Indeed the difficulty for the economist may now lie in explaining why the world economy still functions at all, however dissatisfied we may be with its functioning. The answer is, of course, that there is a lot of ruin in any economy with a modicum of freedom. I am sometimes unsure whether it is actually an advantage of the capitalist system that it can take such an enormous amount of beating. If it were in the habit of collapsing more frequently, we would perhaps govern ourselves more prudently (and more cheaply to boot).

DBx: Indeed.

I’ve long argued that the economist’s standard assertion that government intervenes into the economy first and foremost to correct market failures fails spectacularly as a positive theory of government intervention into the economy. It’s far closer to the truth to say that government intervention into the economy is fueled not by market failures (as understood by economists) but, rather by the market’s astonishing success and robustness.

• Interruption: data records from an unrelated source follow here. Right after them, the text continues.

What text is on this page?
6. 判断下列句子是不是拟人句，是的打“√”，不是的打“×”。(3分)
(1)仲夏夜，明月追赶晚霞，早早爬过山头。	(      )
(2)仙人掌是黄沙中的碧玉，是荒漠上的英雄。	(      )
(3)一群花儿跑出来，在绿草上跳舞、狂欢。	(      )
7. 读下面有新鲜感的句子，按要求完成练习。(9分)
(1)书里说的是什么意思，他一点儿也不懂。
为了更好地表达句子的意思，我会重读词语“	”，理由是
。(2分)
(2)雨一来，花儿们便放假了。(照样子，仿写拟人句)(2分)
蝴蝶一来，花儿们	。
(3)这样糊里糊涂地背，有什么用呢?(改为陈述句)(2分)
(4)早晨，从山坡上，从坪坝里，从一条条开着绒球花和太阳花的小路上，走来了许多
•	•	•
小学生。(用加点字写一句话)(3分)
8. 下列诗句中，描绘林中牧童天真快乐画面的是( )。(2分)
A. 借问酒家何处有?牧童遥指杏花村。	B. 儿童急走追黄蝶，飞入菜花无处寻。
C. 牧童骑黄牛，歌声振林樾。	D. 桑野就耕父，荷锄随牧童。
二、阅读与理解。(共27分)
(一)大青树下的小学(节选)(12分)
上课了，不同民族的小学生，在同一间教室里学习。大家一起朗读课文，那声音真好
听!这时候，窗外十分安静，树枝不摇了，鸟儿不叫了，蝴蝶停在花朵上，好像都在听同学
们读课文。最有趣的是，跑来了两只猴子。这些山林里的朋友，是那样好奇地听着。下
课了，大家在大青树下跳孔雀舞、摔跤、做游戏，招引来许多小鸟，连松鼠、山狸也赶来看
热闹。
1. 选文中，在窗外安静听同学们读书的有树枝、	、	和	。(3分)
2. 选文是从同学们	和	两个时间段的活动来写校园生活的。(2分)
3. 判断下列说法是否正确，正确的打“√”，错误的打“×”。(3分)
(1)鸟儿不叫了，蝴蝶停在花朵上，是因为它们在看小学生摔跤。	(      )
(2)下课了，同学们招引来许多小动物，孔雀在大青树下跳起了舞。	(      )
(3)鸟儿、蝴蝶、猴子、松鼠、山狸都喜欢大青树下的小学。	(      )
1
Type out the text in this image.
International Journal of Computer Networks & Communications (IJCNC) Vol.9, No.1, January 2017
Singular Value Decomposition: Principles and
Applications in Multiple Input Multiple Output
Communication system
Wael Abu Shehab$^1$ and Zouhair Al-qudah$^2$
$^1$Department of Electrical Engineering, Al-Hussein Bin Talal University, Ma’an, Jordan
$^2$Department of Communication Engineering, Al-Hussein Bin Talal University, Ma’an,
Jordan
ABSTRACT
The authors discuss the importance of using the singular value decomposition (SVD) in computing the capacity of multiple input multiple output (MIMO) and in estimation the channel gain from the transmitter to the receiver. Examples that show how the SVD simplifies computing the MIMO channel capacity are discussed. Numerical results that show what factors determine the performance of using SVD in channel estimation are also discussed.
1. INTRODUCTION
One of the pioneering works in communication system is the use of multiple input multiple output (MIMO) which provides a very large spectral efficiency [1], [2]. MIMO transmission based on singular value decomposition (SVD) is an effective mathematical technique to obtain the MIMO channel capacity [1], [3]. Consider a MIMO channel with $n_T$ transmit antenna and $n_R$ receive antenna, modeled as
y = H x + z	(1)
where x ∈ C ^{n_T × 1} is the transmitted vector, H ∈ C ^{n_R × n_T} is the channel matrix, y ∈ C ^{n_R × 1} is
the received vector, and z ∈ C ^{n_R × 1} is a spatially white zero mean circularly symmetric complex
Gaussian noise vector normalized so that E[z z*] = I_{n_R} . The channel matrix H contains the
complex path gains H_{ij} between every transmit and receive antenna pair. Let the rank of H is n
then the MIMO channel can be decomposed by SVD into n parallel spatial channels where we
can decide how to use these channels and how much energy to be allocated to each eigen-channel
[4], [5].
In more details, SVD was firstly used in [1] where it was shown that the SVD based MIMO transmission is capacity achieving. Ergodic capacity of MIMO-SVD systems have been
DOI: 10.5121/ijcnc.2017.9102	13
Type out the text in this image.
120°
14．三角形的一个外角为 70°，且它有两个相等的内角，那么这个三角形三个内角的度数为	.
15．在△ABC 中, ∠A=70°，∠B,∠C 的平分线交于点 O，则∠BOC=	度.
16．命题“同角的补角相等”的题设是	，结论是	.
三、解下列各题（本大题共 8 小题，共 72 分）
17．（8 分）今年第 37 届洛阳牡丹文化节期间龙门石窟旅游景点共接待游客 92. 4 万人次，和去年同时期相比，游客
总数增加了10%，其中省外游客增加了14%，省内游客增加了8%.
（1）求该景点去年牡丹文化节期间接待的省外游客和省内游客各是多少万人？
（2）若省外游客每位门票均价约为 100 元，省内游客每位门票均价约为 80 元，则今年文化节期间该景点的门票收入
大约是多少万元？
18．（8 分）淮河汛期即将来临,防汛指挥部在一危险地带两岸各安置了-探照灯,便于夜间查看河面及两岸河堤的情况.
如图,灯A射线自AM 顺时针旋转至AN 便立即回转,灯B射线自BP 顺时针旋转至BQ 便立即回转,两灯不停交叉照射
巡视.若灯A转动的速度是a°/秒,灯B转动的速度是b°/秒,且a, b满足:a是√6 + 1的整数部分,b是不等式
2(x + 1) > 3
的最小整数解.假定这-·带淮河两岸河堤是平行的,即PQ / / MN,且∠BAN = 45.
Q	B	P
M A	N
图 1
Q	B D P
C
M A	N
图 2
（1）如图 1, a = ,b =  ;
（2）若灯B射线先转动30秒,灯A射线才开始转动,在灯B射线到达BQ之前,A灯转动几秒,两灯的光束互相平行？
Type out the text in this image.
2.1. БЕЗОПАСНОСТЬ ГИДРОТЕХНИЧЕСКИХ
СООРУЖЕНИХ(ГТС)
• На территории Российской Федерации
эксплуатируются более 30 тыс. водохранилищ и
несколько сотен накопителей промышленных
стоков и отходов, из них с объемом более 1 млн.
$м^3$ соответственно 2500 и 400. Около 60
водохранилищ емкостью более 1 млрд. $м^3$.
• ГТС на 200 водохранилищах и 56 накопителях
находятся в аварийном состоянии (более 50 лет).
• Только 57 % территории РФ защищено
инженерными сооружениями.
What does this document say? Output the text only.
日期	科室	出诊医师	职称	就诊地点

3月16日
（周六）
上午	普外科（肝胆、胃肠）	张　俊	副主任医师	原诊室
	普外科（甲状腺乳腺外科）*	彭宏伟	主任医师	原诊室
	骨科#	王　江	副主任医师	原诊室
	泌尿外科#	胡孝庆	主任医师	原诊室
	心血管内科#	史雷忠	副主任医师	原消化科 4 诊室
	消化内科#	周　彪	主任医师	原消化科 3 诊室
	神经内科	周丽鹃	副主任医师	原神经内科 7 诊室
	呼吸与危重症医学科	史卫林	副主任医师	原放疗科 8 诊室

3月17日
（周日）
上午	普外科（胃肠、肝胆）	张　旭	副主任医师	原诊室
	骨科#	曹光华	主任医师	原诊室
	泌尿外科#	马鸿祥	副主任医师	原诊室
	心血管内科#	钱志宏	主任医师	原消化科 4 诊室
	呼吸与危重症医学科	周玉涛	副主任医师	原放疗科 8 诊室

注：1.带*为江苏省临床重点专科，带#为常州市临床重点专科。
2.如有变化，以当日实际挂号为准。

The market’s success at raising people’s standards of living creates the expectation that wealth creation is easy and normal while poverty is out of the ordinary. But of course historically poverty is the norm – and poverty so deep, unrelenting, and overwhelming that few Americans today can begin to imagine a condition so crushing. Because the market makes wealth so abundant and its production appear to be normal and easy to the point of being practically automatic – and because nearly all of the massive number of details of the intricate processes at work at every moment to create wealth are hidden from view – the market’s ‘failure’ to create heaven on earth is believed by many to be an unanswerable indictment of the market.

On top of this ‘problem’ is the market’s mighty robustness: tax it, saddle it with diktats, poison it with easy money, accuse it of being run by and for demons and devils, and the market keeps motoring along, improving the lives even of those who most hate it and who do the most to harass it. The market works less well than it would absent these intrusions, of course, but it still works surprisingly well. As long as, and insofar as, prices and wages are allowed to adjust according to the forces of supply and demand, the market’s robustness is Herculean. (The market is not, however, indestructible. Harass it too much and it will quit working.)

If the market truly collapsed completely more often, giving people a taste of what life is like without it, the world would have in it not only far fewer communists and socialists, but also far fewer “Progressives” and “conservative nationalists.”

The market’s true failure, in short, lies is its incredible capacity to succeed and to keep on keeping on. The market fails to prevent people from taking it for granted.